Ontem fui à minha terra e comprei uma regueifa. Tinha
saudades de sabores antigos, quando as várias padarias competiam para
apresentar o melhor produto. As regueifas foram sempre entrançadas e arredondadas,
sem lhes faltar os enfeites – torcidos, espigas, folhas ou rosquinhas. Os
adornos serviam para “tirar a prova” e levar o pão “inteiro” a casa. Com sorte,
ontem, ainda arranjei uma regueifa redonda e de ½ kg porque a família não chega
para uma daquelas de dois quilos de antigamente.
Os vulgares “pão quente” que por aí abundam só se atrevem a
fazer “roscas” ou “tranças”, como dizem lá mais para o norte, fazem o
entrançado mas não arredondam.
As grandes padarias lá da terra eram de três famílias e
todas as semanas eu via chegar as camionetas com carqueja e lenha para os
fornos. Mas o cheiro do pão quente também entrava pela nossa casa, porque a
Beta era nossa vizinha, tinha só uma casa a separar-nos. Só no dia em que a
padaria ardeu é que o cheiro foi mau.
Uma receita tão simples – água, farinha, crescente e sal,
como não é possível fazer igual hoje. A água é lixiviada, as farinhas fraquejam
logo no grão, porque o trigo vem desses confins, onde é produzido com os
melhores pesticidas, adubantes e fertilizantes, para dar o melhor rendimento e a
pior qualidade. E o crescente já não faz fermentar, vem incorporado na farinha,
é só preciso deitar água.
Acabou a reza que a minha avó me ensinou, quando benzia a
massa e dizia: “São Mamede te levede, S. Vicente te acrescente, S. João te
faça pão e te cubra com a sua divina mão.” Não foi por acaso que os
Valonguenses escolheram o S. Mamede para seu padroeiro – o seu pão e biscoitos
oitocentistas tiveram sempre a mão destes santos.
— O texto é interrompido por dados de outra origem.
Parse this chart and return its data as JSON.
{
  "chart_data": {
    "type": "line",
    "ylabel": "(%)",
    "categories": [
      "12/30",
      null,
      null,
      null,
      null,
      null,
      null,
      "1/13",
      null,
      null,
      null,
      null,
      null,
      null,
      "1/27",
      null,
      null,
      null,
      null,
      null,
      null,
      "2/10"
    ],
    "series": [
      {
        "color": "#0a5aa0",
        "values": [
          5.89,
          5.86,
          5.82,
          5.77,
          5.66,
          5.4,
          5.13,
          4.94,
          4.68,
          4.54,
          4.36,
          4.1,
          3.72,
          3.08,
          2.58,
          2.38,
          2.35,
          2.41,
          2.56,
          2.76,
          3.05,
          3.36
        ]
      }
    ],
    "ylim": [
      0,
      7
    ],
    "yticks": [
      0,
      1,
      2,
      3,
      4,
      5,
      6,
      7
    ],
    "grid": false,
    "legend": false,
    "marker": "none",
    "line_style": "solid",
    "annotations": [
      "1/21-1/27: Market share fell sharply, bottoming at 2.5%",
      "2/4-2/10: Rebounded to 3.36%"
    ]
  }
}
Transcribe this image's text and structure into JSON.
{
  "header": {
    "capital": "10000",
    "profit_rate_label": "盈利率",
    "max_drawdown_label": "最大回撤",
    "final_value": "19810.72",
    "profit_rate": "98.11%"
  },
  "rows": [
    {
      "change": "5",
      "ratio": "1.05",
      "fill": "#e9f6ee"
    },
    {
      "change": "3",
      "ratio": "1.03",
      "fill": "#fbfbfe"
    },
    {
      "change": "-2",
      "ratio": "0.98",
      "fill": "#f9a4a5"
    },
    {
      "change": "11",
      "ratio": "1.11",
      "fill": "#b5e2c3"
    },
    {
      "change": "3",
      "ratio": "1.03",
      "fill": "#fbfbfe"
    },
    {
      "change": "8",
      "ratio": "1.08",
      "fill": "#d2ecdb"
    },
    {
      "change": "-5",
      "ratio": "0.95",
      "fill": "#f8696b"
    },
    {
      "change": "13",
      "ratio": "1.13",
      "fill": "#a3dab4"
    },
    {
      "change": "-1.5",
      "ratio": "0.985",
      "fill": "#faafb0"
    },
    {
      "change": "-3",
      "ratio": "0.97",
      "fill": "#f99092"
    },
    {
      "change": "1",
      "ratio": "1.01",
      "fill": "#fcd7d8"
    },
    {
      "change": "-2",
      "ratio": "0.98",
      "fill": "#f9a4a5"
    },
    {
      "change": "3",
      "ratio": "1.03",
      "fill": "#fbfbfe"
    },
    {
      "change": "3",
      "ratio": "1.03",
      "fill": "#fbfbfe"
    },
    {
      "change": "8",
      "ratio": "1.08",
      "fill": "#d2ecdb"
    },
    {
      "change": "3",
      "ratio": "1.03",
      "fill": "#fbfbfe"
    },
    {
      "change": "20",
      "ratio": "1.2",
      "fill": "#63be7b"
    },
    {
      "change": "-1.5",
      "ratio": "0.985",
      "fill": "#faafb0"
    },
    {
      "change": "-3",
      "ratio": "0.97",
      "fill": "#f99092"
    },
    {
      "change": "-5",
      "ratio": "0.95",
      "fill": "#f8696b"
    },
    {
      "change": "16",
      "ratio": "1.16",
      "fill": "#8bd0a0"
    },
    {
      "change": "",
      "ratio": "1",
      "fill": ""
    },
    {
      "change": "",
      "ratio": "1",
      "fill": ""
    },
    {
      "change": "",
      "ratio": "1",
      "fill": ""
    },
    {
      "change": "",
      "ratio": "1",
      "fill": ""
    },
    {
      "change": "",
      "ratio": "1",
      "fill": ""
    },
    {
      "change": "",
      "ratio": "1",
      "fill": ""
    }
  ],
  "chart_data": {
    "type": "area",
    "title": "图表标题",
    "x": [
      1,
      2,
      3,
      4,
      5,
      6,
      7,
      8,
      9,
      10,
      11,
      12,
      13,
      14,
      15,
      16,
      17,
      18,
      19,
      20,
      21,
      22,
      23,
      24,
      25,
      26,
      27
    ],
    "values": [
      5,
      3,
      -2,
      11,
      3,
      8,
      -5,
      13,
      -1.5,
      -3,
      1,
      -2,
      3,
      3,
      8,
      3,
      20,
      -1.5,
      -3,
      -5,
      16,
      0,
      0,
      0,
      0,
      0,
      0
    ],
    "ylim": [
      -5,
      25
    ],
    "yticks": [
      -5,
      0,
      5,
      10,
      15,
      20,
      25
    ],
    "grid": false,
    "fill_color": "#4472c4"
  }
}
As padeiras de Valongo também gostavam mais de Ermesinde. Aqui,
paravam muito mais comboios que em Valongo, não só os da linha do Douro como
também os da linha do Minho. Pela grande afluência de passageiros, demoravam-se
alguns minutos, tempo suficiente para o negócio. As padeiras vinham com as suas
canastras carregadas de regueifas, tapadas com meio lençol branco que atavam
com uma fita. O local preferido de venda eram as plataformas da Estação de comboios.
Enfiavam, uma dúzia de regueifas em cada braço e iam às janelas do comboio
servir os clientes. “Merca reguei….faaa”, “Olhá regueifa de Valonnn… go!”. Quando
o comboio partia, às vezes ainda tinham de ir apanhar uma ou outra moeda que
tinha caído à linha, no meio das pedras.
Voltando aos sabores, a minha preferida foi sempre a
regueifa da Ramadinha, de Ermesinde. A padaria já não existe. As águas lá em
cima eram mais limpas, boas farinhas mas havia um segredo – a manteiga. A
regueifa já levava manteiga na massa. Era um crime chegar a casa, com a
regueifa ainda quente derreter-lhe mais manteiga por cima. Quem o fazia?...
Chegava a que tinha.
Se quisesse ser crescido, então no Outono ou no Inverno,
comia-se com nozes e como o povo dizia:
“Regueifa com nozes sabe a casar”. Também acho que casava
muito bem.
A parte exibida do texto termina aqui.